Method - Improving Robot Manipulation with 3D Vision Models

Leveraging Geometric Foundation Models (VGGT) for Robotic Manipulation

In our experiments, we adopt VGGT as the representative 3D foundation model. For the manipulation policy, we use 3D Diffusion Policy [1], which operates on point cloud data and is trained via behavior cloning.

We explore two ways of incorporating information from 3D foundation models:

Explicitly: Using the generated points clouds from 3D foundation models

3D diffusion Policy (DP3) uses ground truth point cloud for simulated data and depth cameras to get point clouds for real world data.
We modify this setup by integrating VGGT, which can utilize multi-view RGB images to generate a point cloud representation of the scene.
The resulting point cloud is subsequently fed into the DP3 point cloud encoder.
The encoder produces a compact 3D representation, which serves as input to the manipulation policy.

Implicitly: Using extracted features from 3D foundation models

Instead of using a point cloud as input to the DP3 point cloud encoder to generate a compact 3D representation, we use features extracted from VGGT.
We experiment with various bottlenecking strategies to downsample the VGGT features into a compact 3D representation.

Improving Grasping with Learning-based Shape Completion Networks

EconomicGrasp [2] is a system for 6-DOF grasp detection that takes a 3D point cloud of a scene—typically obtained from a single RGB-D frame—and predicts feasible grasp poses in 3D space, including the position, orientation, and grasp quality. The method replaces traditional dense grasp supervision with an economic supervision strategy, selecting only a compact set of unambiguous grasp labels. A focal representation module and an interactive grasp head further refine these candidates, enabling the model to output accurate, high-quality 6-DOF grasps with significantly reduced training and memory cost compared to prior approaches.

Our Modification
In our work, we adapt the EconomicGrasp framework to operate on RaySt3r-completed point clouds rather than raw single-view RGB-D point clouds.
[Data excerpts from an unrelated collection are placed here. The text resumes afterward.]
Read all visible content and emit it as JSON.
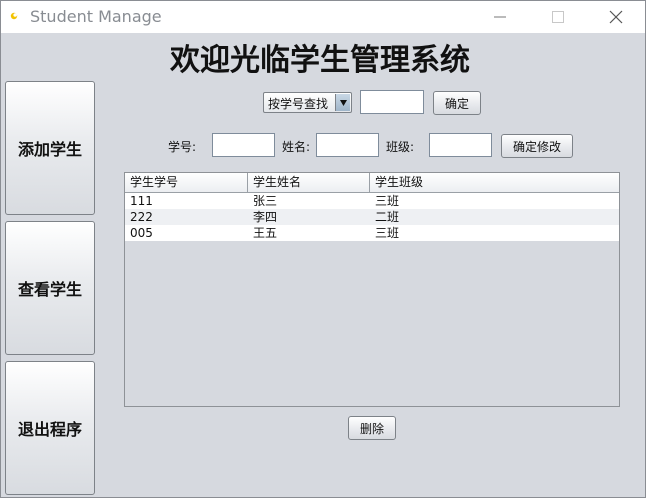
{
  "window": {
    "title": "Student Manage"
  },
  "heading": "欢迎光临学生管理系统",
  "sidebar": {
    "add_label": "添加学生",
    "view_label": "查看学生",
    "exit_label": "退出程序"
  },
  "search": {
    "mode_selected": "按学号查找",
    "query_value": "",
    "confirm_label": "确定"
  },
  "edit_form": {
    "id_label": "学号:",
    "id_value": "",
    "name_label": "姓名:",
    "name_value": "",
    "class_label": "班级:",
    "class_value": "",
    "confirm_label": "确定修改"
  },
  "table": {
    "columns": [
      "学生学号",
      "学生姓名",
      "学生班级"
    ],
    "rows": [
      [
        "111",
        "张三",
        "三班"
      ],
      [
        "222",
        "李四",
        "二班"
      ],
      [
        "005",
        "王五",
        "三班"
      ]
    ]
  },
  "delete_label": "删除",
  "colors": {
    "window_bg": "#d6d9df",
    "titlebar_bg": "#ffffff"
  }
}
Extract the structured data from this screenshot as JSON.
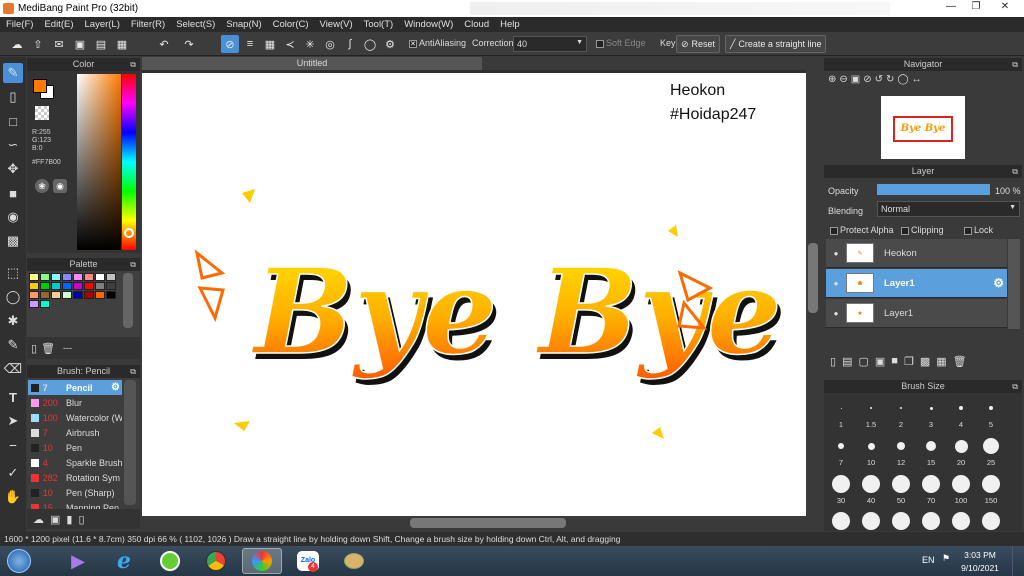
{
  "window": {
    "title": "MediBang Paint Pro (32bit)"
  },
  "menu": [
    "File(F)",
    "Edit(E)",
    "Layer(L)",
    "Filter(R)",
    "Select(S)",
    "Snap(N)",
    "Color(C)",
    "View(V)",
    "Tool(T)",
    "Window(W)",
    "Cloud",
    "Help"
  ],
  "toolbar": {
    "antialiasing_label": "AntiAliasing",
    "correction_label": "Correction",
    "correction_value": "40",
    "soft_edge_label": "Soft Edge",
    "key_label": "Key",
    "reset_label": "Reset",
    "straight_line_label": "Create a straight line"
  },
  "color_panel": {
    "title": "Color",
    "r": "R:255",
    "g": "G:123",
    "b": "B:0",
    "hex": "#FF7B00",
    "foreground": "#ff7b00",
    "background": "#ffffff"
  },
  "palette_panel": {
    "title": "Palette",
    "footer": "---",
    "swatches": [
      "#ffff88",
      "#88ff88",
      "#88ffff",
      "#8888ff",
      "#ff88ff",
      "#ff8888",
      "#ffffff",
      "#c0c0c0",
      "#ffcc00",
      "#00cc00",
      "#00cccc",
      "#0066ff",
      "#cc00cc",
      "#ff0000",
      "#808080",
      "#404040",
      "#ff9966",
      "#996633",
      "#ffcc99",
      "#ccffcc",
      "#0000aa",
      "#aa0000",
      "#ff6600",
      "#000000",
      "#cc99ff",
      "#00ffcc"
    ]
  },
  "brush_panel": {
    "title": "Brush: Pencil",
    "items": [
      {
        "size": "7",
        "name": "Pencil",
        "color": "#222222",
        "selected": true
      },
      {
        "size": "200",
        "name": "Blur",
        "color": "#ff99ee",
        "selected": false
      },
      {
        "size": "100",
        "name": "Watercolor (W",
        "color": "#99ddff",
        "selected": false
      },
      {
        "size": "7",
        "name": "Airbrush",
        "color": "#dddddd",
        "selected": false
      },
      {
        "size": "10",
        "name": "Pen",
        "color": "#222222",
        "selected": false
      },
      {
        "size": "4",
        "name": "Sparkle Brush",
        "color": "#ffffff",
        "selected": false
      },
      {
        "size": "282",
        "name": "Rotation Sym",
        "color": "#ee3333",
        "selected": false
      },
      {
        "size": "10",
        "name": "Pen (Sharp)",
        "color": "#222222",
        "selected": false
      },
      {
        "size": "15",
        "name": "Mapping Pen",
        "color": "#ee3333",
        "selected": false
      }
    ]
  },
  "document": {
    "tab_title": "Untitled",
    "watermark_line1": "Heokon",
    "watermark_line2": "#Hoidap247",
    "artwork_text": "Bye Bye"
  },
  "navigator": {
    "title": "Navigator"
  },
  "layer_panel": {
    "title": "Layer",
    "opacity_label": "Opacity",
    "opacity_value": "100 %",
    "opacity_fraction": 1.0,
    "blending_label": "Blending",
    "blending_value": "Normal",
    "protect_alpha": "Protect Alpha",
    "clipping": "Clipping",
    "lock": "Lock",
    "layers": [
      {
        "name": "Heokon",
        "selected": false
      },
      {
        "name": "Layer1",
        "selected": true
      },
      {
        "name": "Layer1",
        "selected": false
      }
    ]
  },
  "brush_size_panel": {
    "title": "Brush Size",
    "sizes": [
      "1",
      "1.5",
      "2",
      "3",
      "4",
      "5",
      "7",
      "10",
      "12",
      "15",
      "20",
      "25",
      "30",
      "40",
      "50",
      "70",
      "100",
      "150"
    ]
  },
  "status": {
    "pixel": "1600 * 1200 pixel",
    "cm": "(11.6 * 8.7cm)",
    "dpi": "350 dpi",
    "zoom": "66 %",
    "coords": "( 1102, 1026 )",
    "hint": "Draw a straight line by holding down Shift, Change a brush size by holding down Ctrl, Alt, and dragging"
  },
  "taskbar": {
    "lang": "EN",
    "time": "3:03 PM",
    "date": "9/10/2021",
    "zalo_label": "Zalo",
    "zalo_badge": "4"
  }
}
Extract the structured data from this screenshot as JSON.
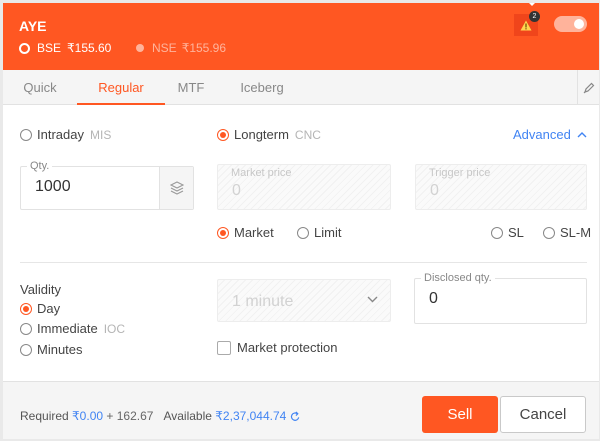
{
  "header": {
    "symbol": "AYE",
    "bse": {
      "label": "BSE",
      "price": "₹155.60"
    },
    "nse": {
      "label": "NSE",
      "price": "₹155.96"
    },
    "warning_count": "2",
    "toggle_on": true
  },
  "tabs": [
    {
      "label": "Quick",
      "active": false
    },
    {
      "label": "Regular",
      "active": true
    },
    {
      "label": "MTF",
      "active": false
    },
    {
      "label": "Iceberg",
      "active": false
    }
  ],
  "product": {
    "intraday": {
      "label": "Intraday",
      "code": "MIS",
      "selected": false
    },
    "longterm": {
      "label": "Longterm",
      "code": "CNC",
      "selected": true
    },
    "advanced_label": "Advanced"
  },
  "quantity": {
    "label": "Qty.",
    "value": "1000"
  },
  "market_price": {
    "label": "Market price",
    "value": "0"
  },
  "trigger_price": {
    "label": "Trigger price",
    "value": "0"
  },
  "order_type": {
    "market": {
      "label": "Market",
      "selected": true
    },
    "limit": {
      "label": "Limit",
      "selected": false
    },
    "sl": {
      "label": "SL",
      "selected": false
    },
    "slm": {
      "label": "SL-M",
      "selected": false
    }
  },
  "validity": {
    "label": "Validity",
    "day": {
      "label": "Day",
      "selected": true
    },
    "immediate": {
      "label": "Immediate",
      "code": "IOC",
      "selected": false
    },
    "minutes": {
      "label": "Minutes",
      "selected": false
    },
    "minutes_select": "1 minute"
  },
  "disclosed": {
    "label": "Disclosed qty.",
    "value": "0"
  },
  "market_protection": {
    "label": "Market protection",
    "checked": false
  },
  "footer": {
    "required_label": "Required",
    "required_value": "₹0.00",
    "plus": "+",
    "charges": "162.67",
    "available_label": "Available",
    "available_value": "₹2,37,044.74",
    "sell_label": "Sell",
    "cancel_label": "Cancel"
  },
  "colors": {
    "accent": "#ff5722",
    "link": "#4184f3"
  }
}
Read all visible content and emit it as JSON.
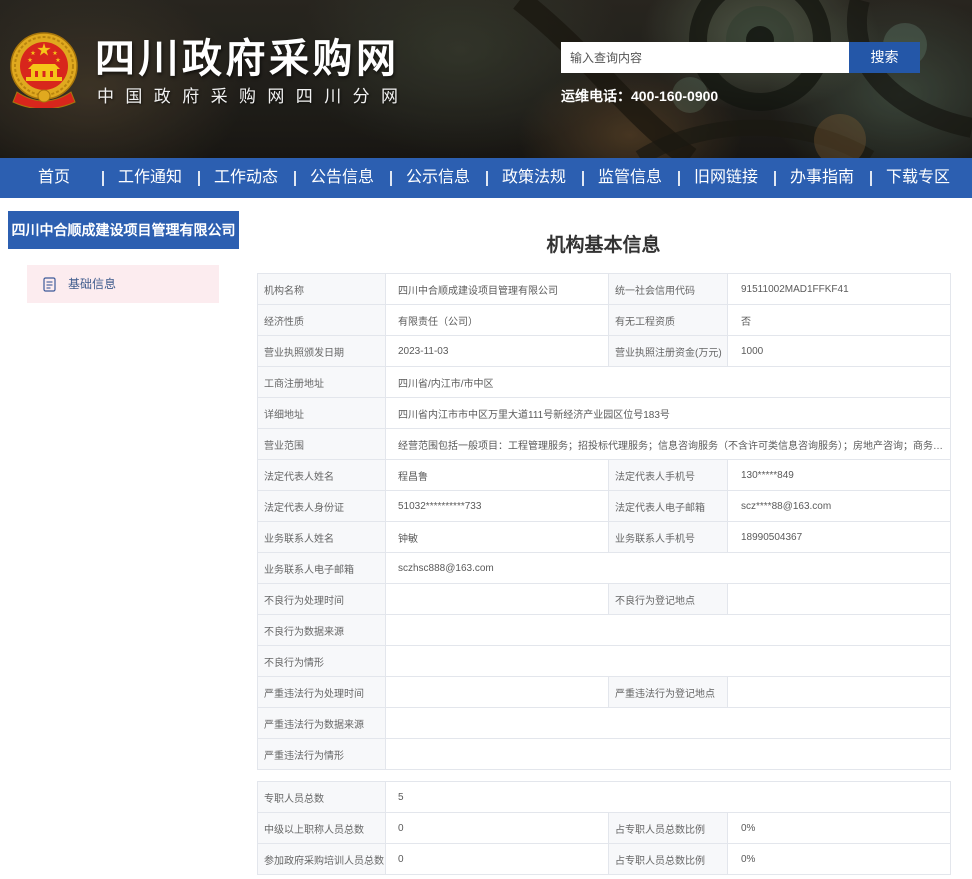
{
  "header": {
    "logo_icon": "national-emblem-icon",
    "site_title": "四川政府采购网",
    "site_subtitle": "中国政府采购网四川分网",
    "search": {
      "placeholder": "输入查询内容",
      "value": "",
      "button_label": "搜索"
    },
    "hotline": "运维电话：400-160-0900"
  },
  "nav": {
    "items": [
      {
        "label": "首页"
      },
      {
        "label": "工作通知"
      },
      {
        "label": "工作动态"
      },
      {
        "label": "公告信息"
      },
      {
        "label": "公示信息"
      },
      {
        "label": "政策法规"
      },
      {
        "label": "监管信息"
      },
      {
        "label": "旧网链接"
      },
      {
        "label": "办事指南"
      },
      {
        "label": "下载专区"
      }
    ]
  },
  "sidebar": {
    "title": "四川中合顺成建设项目管理有限公司",
    "items": [
      {
        "label": "基础信息",
        "icon": "document-icon",
        "active": true
      }
    ]
  },
  "main": {
    "title": "机构基本信息",
    "basic_info": [
      {
        "label1": "机构名称",
        "value1": "四川中合顺成建设项目管理有限公司",
        "label2": "统一社会信用代码",
        "value2": "91511002MAD1FFKF41"
      },
      {
        "label1": "经济性质",
        "value1": "有限责任（公司）",
        "label2": "有无工程资质",
        "value2": "否"
      },
      {
        "label1": "营业执照颁发日期",
        "value1": "2023-11-03",
        "label2": "营业执照注册资金(万元)",
        "value2": "1000"
      },
      {
        "label1": "工商注册地址",
        "value1": "四川省/内江市/市中区"
      },
      {
        "label1": "详细地址",
        "value1": "四川省内江市市中区万里大道111号新经济产业园区位号183号"
      },
      {
        "label1": "营业范围",
        "value1": "经营范围包括一般项目：工程管理服务；招投标代理服务；信息咨询服务（不含许可类信息咨询服务）；房地产咨询；商务代..."
      },
      {
        "label1": "法定代表人姓名",
        "value1": "程昌鲁",
        "label2": "法定代表人手机号",
        "value2": "130*****849"
      },
      {
        "label1": "法定代表人身份证",
        "value1": "51032**********733",
        "label2": "法定代表人电子邮箱",
        "value2": "scz****88@163.com"
      },
      {
        "label1": "业务联系人姓名",
        "value1": "钟敏",
        "label2": "业务联系人手机号",
        "value2": "18990504367"
      },
      {
        "label1": "业务联系人电子邮箱",
        "value1": "sczhsc888@163.com"
      },
      {
        "label1": "不良行为处理时间",
        "value1": "",
        "label2": "不良行为登记地点",
        "value2": ""
      },
      {
        "label1": "不良行为数据来源",
        "value1": ""
      },
      {
        "label1": "不良行为情形",
        "value1": ""
      },
      {
        "label1": "严重违法行为处理时间",
        "value1": "",
        "label2": "严重违法行为登记地点",
        "value2": ""
      },
      {
        "label1": "严重违法行为数据来源",
        "value1": ""
      },
      {
        "label1": "严重违法行为情形",
        "value1": ""
      }
    ],
    "staff_info": [
      {
        "label1": "专职人员总数",
        "value1": "5"
      },
      {
        "label1": "中级以上职称人员总数",
        "value1": "0",
        "label2": "占专职人员总数比例",
        "value2": "0%"
      },
      {
        "label1": "参加政府采购培训人员总数",
        "value1": "0",
        "label2": "占专职人员总数比例",
        "value2": "0%"
      }
    ]
  },
  "colors": {
    "primary_blue": "#2c5fb1",
    "search_button": "#2457a8",
    "active_menu_bg": "#fcecef",
    "label_cell_bg": "#f7f8fa",
    "table_border": "#e3e6ec",
    "emblem_red": "#d8261c",
    "emblem_gold": "#e0a91f"
  }
}
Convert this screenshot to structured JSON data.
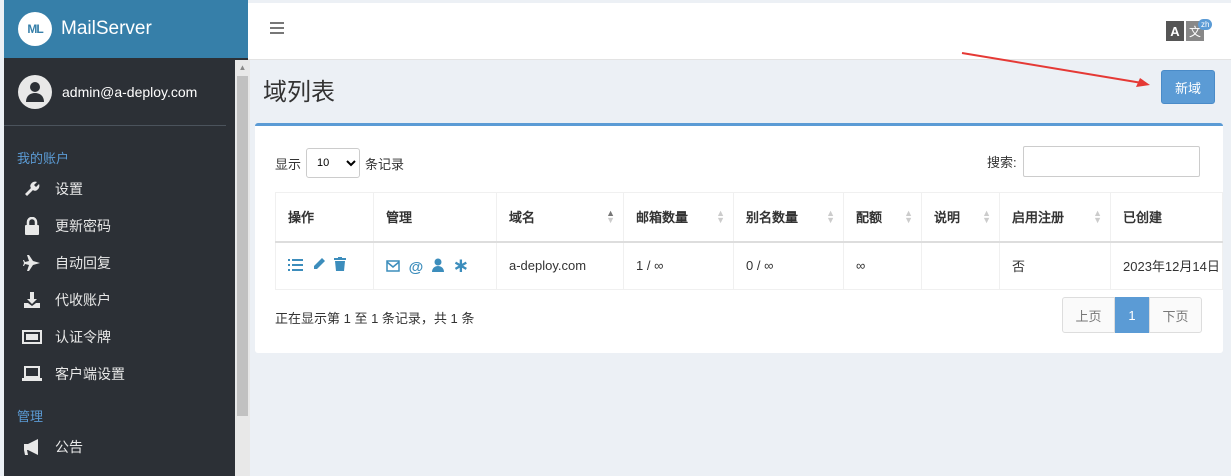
{
  "app": {
    "name": "MailServer"
  },
  "user": {
    "email": "admin@a-deploy.com"
  },
  "sidebar": {
    "section1": "我的账户",
    "items": [
      {
        "label": "设置",
        "icon": "wrench-icon"
      },
      {
        "label": "更新密码",
        "icon": "lock-icon"
      },
      {
        "label": "自动回复",
        "icon": "plane-icon"
      },
      {
        "label": "代收账户",
        "icon": "download-icon"
      },
      {
        "label": "认证令牌",
        "icon": "token-icon"
      },
      {
        "label": "客户端设置",
        "icon": "laptop-icon"
      }
    ],
    "section2": "管理",
    "items2": [
      {
        "label": "公告",
        "icon": "megaphone-icon"
      }
    ]
  },
  "topbar": {
    "lang_badge": "zh",
    "lang_a": "A",
    "lang_b": "文"
  },
  "page": {
    "title": "域列表",
    "new_button": "新域"
  },
  "table_controls": {
    "show_prefix": "显示",
    "page_length": "10",
    "show_suffix": "条记录",
    "search_label": "搜索:"
  },
  "table": {
    "headers": [
      "操作",
      "管理",
      "域名",
      "邮箱数量",
      "别名数量",
      "配额",
      "说明",
      "启用注册",
      "已创建"
    ],
    "rows": [
      {
        "domain": "a-deploy.com",
        "mailboxes": "1 / ∞",
        "aliases": "0 / ∞",
        "quota": "∞",
        "description": "",
        "registration": "否",
        "created": "2023年12月14日"
      }
    ]
  },
  "footer": {
    "info": "正在显示第 1 至 1 条记录，共 1 条",
    "prev": "上页",
    "current": "1",
    "next": "下页"
  },
  "colors": {
    "brand": "#367fa9",
    "sidebar": "#2c3036",
    "accent": "#5b9bd5"
  }
}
RaySt3r provides a more complete reconstruction of the underlying object by performing zero-shot 3D shape completion, allowing the grasp planner to reason over occluded regions and a more accurate object geometry.

To integrate these richer inputs, we:
– Replace the standard input pipeline with RaySt3r-generated completed point clouds.
– Fine-tune EconomicGrasp on these completed reconstructions so the grasp prediction network learns to exploit RaySt3r’s improved geometric fidelity.

References

[1] Ze, Yanjie, et al. “3d diffusion policy: Generalizable visuomotor policy learning via simple 3d representations.” arXiv preprint arXiv:2403.03954 (2024).
[2] Wu, Xiao-Ming, et al. “An economic framework for 6-dof grasp detection.” ECCV 2024.